We can consider anything. We don't have space or time restrictions here. But each should be looked at in a way that isn't entirely superficial. I mean, the important first step is to establish what actually may be true and how confident of that we are.pietillidie wrote:It would be nice to see a list of the supposed gains and losses side-by-side, fairly considered, and fairly acknowledged.
...
If the intention is to compare historical periods, someone needs to run these things alongside classical proxies such as the murder rate for better or worse.
I also don't think homicide is just a "proxy"; surely, it's important in its own right. Homicide, genocide, war... The importance of these things is that they relate to extremes of both human suffering and human evil. Technology has made those of us fortunate enough to benefit from it much more comfortable than in the past. That's really not the heart of the matter.
Then there's the extreme end of largely irrelevant supposed gains... [I'm now departing from anything ptid was talking about.]

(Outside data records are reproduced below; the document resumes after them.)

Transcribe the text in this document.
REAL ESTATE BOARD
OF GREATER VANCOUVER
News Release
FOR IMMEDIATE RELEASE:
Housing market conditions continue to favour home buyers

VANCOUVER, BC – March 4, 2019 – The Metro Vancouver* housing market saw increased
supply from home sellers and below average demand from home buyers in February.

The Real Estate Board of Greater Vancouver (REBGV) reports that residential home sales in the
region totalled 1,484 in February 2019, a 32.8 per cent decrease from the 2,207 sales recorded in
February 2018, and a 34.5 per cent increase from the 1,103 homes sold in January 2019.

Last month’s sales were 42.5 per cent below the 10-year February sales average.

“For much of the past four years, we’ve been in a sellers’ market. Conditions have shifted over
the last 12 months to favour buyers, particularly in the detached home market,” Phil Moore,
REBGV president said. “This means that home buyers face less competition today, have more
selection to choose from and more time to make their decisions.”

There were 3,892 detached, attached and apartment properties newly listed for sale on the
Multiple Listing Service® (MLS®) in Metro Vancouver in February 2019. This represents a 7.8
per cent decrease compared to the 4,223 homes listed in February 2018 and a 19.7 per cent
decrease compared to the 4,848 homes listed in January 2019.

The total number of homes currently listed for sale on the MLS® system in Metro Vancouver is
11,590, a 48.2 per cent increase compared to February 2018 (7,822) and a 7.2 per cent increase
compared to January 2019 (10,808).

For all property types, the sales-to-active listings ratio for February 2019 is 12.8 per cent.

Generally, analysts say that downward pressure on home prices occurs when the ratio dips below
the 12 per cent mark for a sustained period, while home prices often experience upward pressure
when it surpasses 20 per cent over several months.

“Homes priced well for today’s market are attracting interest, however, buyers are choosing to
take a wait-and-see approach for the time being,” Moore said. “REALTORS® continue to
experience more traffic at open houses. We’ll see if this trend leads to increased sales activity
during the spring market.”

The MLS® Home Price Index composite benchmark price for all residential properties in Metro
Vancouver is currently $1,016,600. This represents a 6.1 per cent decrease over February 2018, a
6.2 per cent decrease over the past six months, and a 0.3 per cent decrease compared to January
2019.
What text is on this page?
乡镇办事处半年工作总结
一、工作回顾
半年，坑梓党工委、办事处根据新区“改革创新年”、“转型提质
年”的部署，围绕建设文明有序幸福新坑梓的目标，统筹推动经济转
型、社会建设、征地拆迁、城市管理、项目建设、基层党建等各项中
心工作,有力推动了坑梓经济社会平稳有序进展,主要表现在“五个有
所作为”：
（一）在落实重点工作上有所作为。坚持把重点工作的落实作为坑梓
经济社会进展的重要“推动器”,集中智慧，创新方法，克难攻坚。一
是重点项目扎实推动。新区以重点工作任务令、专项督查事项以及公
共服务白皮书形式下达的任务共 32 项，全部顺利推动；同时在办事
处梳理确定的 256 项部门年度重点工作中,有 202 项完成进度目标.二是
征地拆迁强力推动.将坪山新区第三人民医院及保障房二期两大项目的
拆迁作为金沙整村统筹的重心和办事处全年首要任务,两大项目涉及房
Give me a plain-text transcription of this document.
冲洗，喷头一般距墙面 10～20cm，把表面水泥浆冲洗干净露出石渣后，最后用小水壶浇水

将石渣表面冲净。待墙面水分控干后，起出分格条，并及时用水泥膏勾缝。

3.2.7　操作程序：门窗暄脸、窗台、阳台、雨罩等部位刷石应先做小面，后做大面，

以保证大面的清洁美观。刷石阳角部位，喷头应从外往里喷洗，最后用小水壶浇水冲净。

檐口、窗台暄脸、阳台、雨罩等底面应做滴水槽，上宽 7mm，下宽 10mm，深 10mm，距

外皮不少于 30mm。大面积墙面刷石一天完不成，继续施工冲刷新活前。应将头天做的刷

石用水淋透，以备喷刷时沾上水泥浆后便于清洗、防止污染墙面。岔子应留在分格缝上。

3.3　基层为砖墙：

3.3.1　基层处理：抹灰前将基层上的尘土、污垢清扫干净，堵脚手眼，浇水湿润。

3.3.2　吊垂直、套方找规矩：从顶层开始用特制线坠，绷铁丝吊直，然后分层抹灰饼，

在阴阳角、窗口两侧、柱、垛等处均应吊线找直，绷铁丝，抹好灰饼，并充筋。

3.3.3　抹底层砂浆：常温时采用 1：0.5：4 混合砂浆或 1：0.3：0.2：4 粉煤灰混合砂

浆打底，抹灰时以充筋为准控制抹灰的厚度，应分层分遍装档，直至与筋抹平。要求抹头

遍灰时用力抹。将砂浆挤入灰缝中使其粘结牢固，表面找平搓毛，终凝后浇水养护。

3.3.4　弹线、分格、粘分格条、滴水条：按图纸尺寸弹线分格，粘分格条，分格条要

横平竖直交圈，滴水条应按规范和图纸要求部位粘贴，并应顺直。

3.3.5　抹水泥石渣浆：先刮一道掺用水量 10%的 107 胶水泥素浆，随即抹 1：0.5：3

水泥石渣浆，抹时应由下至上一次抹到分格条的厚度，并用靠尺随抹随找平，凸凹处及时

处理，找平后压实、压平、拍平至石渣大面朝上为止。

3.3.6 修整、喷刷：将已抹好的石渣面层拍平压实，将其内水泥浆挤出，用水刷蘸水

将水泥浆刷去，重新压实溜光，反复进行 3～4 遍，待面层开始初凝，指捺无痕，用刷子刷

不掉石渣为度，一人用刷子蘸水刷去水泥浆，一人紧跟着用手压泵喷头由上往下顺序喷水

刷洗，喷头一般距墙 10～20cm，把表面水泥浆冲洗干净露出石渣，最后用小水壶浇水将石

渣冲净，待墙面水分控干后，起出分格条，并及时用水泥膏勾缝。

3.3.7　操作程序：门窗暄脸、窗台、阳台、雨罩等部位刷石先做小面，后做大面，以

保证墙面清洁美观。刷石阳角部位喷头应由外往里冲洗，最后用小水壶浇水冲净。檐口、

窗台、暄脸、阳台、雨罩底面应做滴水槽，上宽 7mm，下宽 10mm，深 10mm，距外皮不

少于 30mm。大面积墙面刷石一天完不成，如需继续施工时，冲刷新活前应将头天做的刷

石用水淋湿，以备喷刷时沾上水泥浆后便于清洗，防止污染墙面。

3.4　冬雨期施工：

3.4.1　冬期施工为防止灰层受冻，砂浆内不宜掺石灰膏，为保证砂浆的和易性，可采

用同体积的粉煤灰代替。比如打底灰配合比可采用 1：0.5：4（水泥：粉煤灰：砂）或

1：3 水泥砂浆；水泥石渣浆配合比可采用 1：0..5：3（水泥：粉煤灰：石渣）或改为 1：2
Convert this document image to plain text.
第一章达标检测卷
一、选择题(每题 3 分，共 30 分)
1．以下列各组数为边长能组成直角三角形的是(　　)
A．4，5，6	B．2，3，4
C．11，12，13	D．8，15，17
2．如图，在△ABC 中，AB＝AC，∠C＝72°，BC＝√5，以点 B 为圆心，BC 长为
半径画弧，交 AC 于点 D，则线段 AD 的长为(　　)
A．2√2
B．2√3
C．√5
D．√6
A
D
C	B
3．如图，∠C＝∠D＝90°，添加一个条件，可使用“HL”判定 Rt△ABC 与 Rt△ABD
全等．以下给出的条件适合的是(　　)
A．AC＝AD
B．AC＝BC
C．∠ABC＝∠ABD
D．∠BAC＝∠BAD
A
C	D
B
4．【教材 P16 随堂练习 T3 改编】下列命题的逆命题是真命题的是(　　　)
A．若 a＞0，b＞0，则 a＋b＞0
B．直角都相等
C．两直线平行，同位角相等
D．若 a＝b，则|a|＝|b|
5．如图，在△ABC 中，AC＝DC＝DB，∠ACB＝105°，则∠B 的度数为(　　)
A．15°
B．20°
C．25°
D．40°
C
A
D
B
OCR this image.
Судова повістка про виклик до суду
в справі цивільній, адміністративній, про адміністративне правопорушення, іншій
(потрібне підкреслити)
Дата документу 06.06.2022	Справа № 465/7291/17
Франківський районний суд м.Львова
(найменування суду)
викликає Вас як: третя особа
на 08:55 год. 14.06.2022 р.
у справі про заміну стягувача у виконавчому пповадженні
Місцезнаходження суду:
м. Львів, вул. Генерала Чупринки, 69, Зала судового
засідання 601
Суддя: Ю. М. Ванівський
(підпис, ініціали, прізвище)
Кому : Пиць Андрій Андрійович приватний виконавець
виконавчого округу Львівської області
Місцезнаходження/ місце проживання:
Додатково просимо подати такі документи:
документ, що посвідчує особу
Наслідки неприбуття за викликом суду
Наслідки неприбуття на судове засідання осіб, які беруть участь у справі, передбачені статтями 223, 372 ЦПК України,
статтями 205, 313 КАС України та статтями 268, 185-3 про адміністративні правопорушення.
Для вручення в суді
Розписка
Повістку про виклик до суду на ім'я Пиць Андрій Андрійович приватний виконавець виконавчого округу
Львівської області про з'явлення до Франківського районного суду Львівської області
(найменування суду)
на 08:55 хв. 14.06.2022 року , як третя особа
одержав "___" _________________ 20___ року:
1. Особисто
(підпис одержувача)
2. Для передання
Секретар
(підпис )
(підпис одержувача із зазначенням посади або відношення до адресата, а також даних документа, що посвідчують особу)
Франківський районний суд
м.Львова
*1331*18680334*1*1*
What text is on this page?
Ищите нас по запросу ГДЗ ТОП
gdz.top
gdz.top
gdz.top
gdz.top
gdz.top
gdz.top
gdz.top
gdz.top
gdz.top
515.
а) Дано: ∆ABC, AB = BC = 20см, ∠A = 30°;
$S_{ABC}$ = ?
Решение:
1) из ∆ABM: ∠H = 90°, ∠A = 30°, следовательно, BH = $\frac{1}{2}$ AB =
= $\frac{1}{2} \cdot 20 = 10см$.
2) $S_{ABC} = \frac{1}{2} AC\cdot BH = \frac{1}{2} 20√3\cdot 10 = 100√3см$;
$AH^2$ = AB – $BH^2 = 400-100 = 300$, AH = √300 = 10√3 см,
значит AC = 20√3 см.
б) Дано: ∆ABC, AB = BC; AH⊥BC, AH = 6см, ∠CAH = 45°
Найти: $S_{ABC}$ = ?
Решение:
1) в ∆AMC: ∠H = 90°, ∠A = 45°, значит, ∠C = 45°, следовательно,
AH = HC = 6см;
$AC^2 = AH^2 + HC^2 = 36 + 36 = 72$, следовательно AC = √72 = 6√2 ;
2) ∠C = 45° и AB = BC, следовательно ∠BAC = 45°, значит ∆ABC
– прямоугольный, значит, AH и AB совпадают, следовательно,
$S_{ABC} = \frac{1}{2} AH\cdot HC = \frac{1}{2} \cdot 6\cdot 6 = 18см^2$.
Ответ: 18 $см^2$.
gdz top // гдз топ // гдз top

Retirement (Pinker's EN, Fig. 17-2)? International tourism (EN, Fig. 17-8 )? We'll have to let David report what these figures look like and are supposed to signify. But they are really at best first-world luxuries, at worst just trivia. And death is bad, but since the author cares only about aggregate numbers, why talk about deaths by lightning strikes (EN, Fig. 12-9)?? Surely, that's always been a minuscule fraction of total deaths? Not to mention his focusing on (presumed) reductions in fatality rates in modes of death that simply did not exist a century ago.
And then there are proxies (to borrow ptid's term) Pinker uses that just reflect his own set of political ideologies and prejudices (e.g. vegetarianism, which certainly does not have near-universal support as being "better"). But let me leave that topic for another post.